1. ## Solving Identities

Prove.

$\displaystyle sin(2x) + sin(2y) = 2sin(x+y)cos(x-y)$

2. Originally Posted by cdx
Prove.

$\displaystyle sin(2x) + sin(2y) = 2sin(x+y)cos(x-y)$
sneaky, sneaky! this is actually one of the sum to product formulas in disguise!

$\displaystyle \sin (A + B) = \sin A \cos B + \sin B \cos A$

$\displaystyle \cos (A - B) = \cos A \cos B + \sin A \sin B$

and try to simplify to get the left side, which, if you know your double angle formulas, you'd realize is $\displaystyle 2 \sin x \cos x + 2 \sin y \cos y$

3. Originally Posted by cdx
Prove.

$\displaystyle sin(2x) + sin(2y) = 2sin(x+y)cos(x-y)$
Another way is to use Euler's formula

$\displaystyle \cos \theta = \frac{e^{i \theta} + e^{-i \theta}}{2},\;\;\;\sin \theta = \frac{e^{i \theta} - e^{-i \theta}}{2}$

Replace the $\displaystyle \theta$ with $\displaystyle (x+y)\;\;\;(x-y)$ where appropriate on the RHS, expand and use these expressions again, to get the LHS.
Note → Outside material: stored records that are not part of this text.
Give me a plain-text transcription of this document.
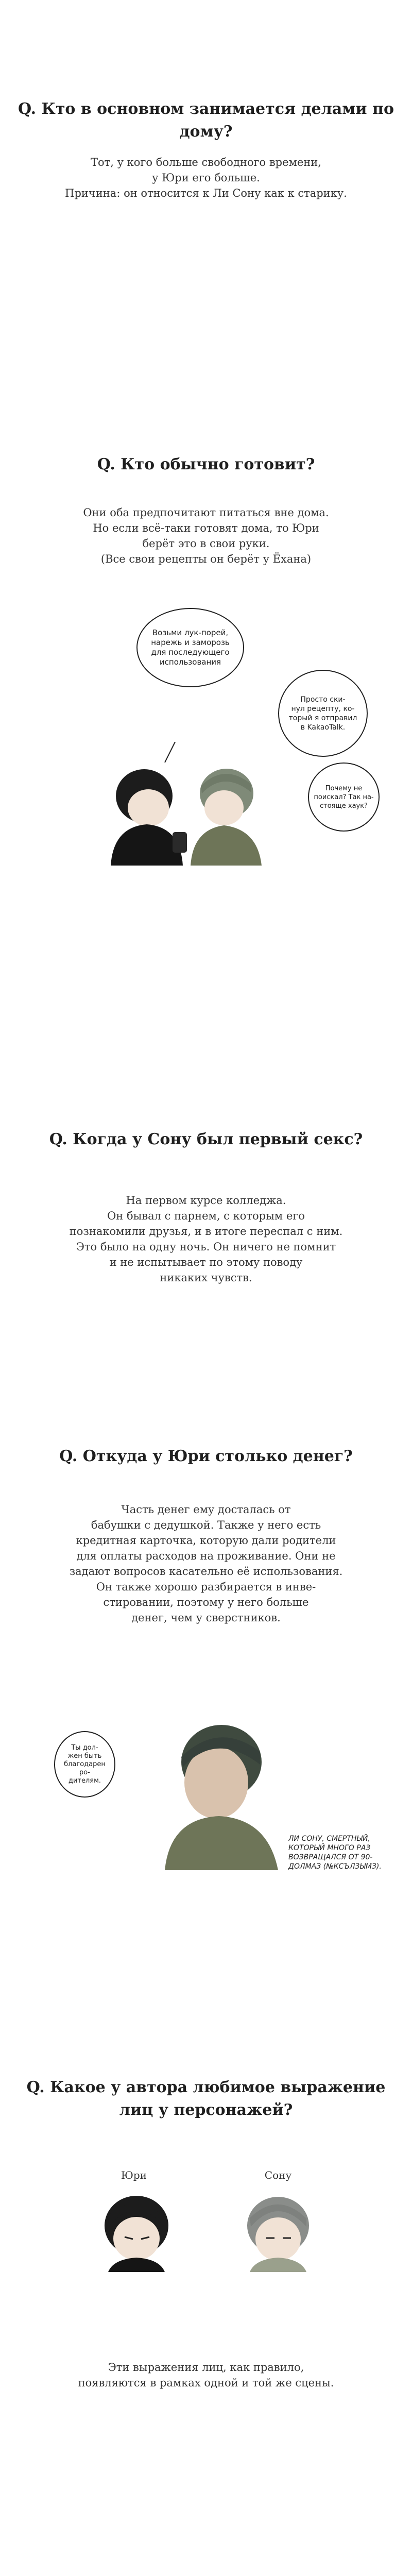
Q. Кто в основном занимается делами по дому?
Тот, у кого больше свободного времени,
у Юри его больше.
Причина: он относится к Ли Сону как к старику.
Q. Кто обычно готовит?
Они оба предпочитают питаться вне дома.
Но если всё-таки готовят дома, то Юри
берёт это в свои руки.
(Все свои рецепты он берёт у Ёхана)
Возьми лук-порей,
нарежь и заморозь
для последующего
использования
Просто ски-
нул рецепту, ко-
торый я отправил
в KakaoTalk.
Почему не
поискал? Так на-
стояще хаук?
Q. Когда у Сону был первый секс?
На первом курсе колледжа.
Он бывал с парнем, с которым его
познакомили друзья, и в итоге переспал с ним.
Это было на одну ночь. Он ничего не помнит
и не испытывает по этому поводу
никаких чувств.
Q. Откуда у Юри столько денег?
Часть денег ему досталась от
бабушки с дедушкой. Также у него есть
кредитная карточка, которую дали родители
для оплаты расходов на проживание. Они не
задают вопросов касательно её использования.
Он также хорошо разбирается в инве-
стировании, поэтому у него больше
денег, чем у сверстников.
Ты дол-
жен быть
благодарен
ро-
дителям.
ЛИ СОНУ, СМЕРТНЫЙ,
КОТОРЫЙ МНОГО РАЗ
ВОЗВРАЩАЛСЯ ОТ 90-
ДОЛМАЗ (№КСЪЛ3ЫМЗ).
Q. Какое у автора любимое выражение
лиц у персонажей?
Юри	Сону
Эти выражения лиц, как правило,
появляются в рамках одной и той же сцены.
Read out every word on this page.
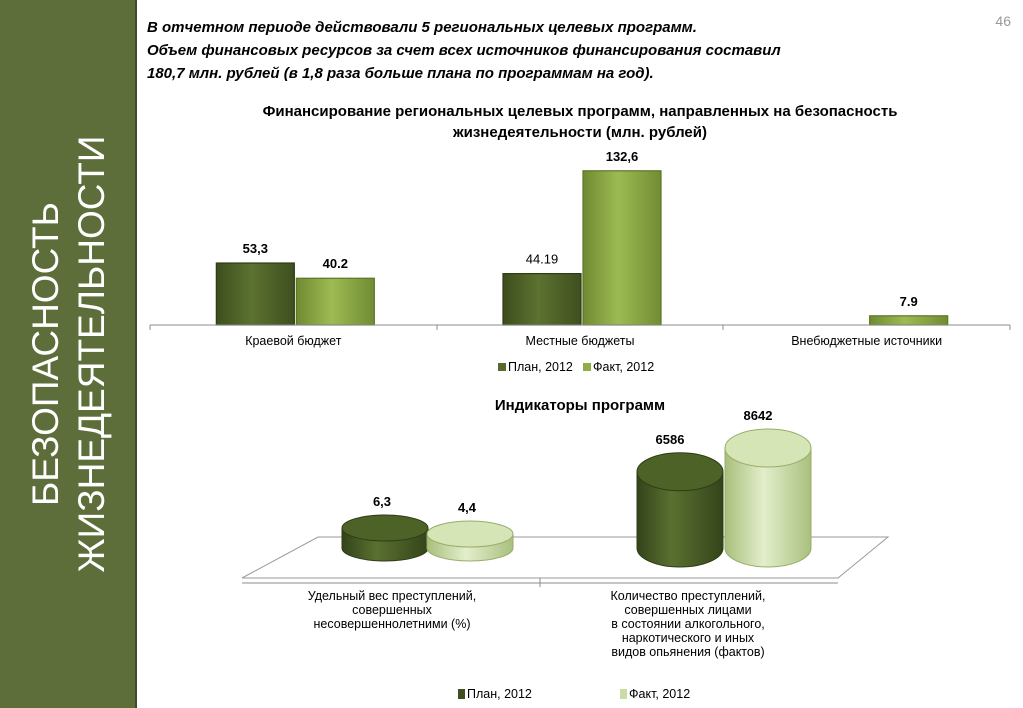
БЕЗОПАСНОСТЬ ЖИЗНЕДЕЯТЕЛЬНОСТИ
46
В отчетном периоде действовали 5 региональных целевых программ.
Объем финансовых ресурсов за счет всех источников финансирования составил
180,7 млн. рублей (в 1,8 раза больше плана по программам на год).
Финансирование региональных целевых программ, направленных на безопасность
жизнедеятельности (млн. рублей)
53,3
40.2	44.19
132,6
7.9
Краевой бюджет	Местные бюджеты	Внебюджетные источники
План, 2012 Факт, 2012
Индикаторы программ
6,3	4,4
6586
8642
Удельный вес преступлений, совершенных несовершеннолетними (%)
Количество преступлений, совершенных лицами в состоянии алкогольного, наркотического и иных видов опьянения (фактов)
План, 2012	Факт, 2012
4. Another Identity that I don't quite understand.

$\displaystyle \frac{1-sin2x}{cos2x} = \frac{cos2x}{1+sin2x}$

5. Originally Posted by cdx
Another Identity that I don't quite understand.

$\displaystyle \frac{1-sin2x}{cos2x} = \frac{cos2x}{1+sin2x}$
you can start with either side here and get the other pretty easily.

say we start with the left: multiply by $\displaystyle \frac {1 + \sin 2x}{1 + \sin 2x}$

it should be easy for you to clean up from there in a step or two (think "difference of two squares")

P.S. you should post new questions in a new thread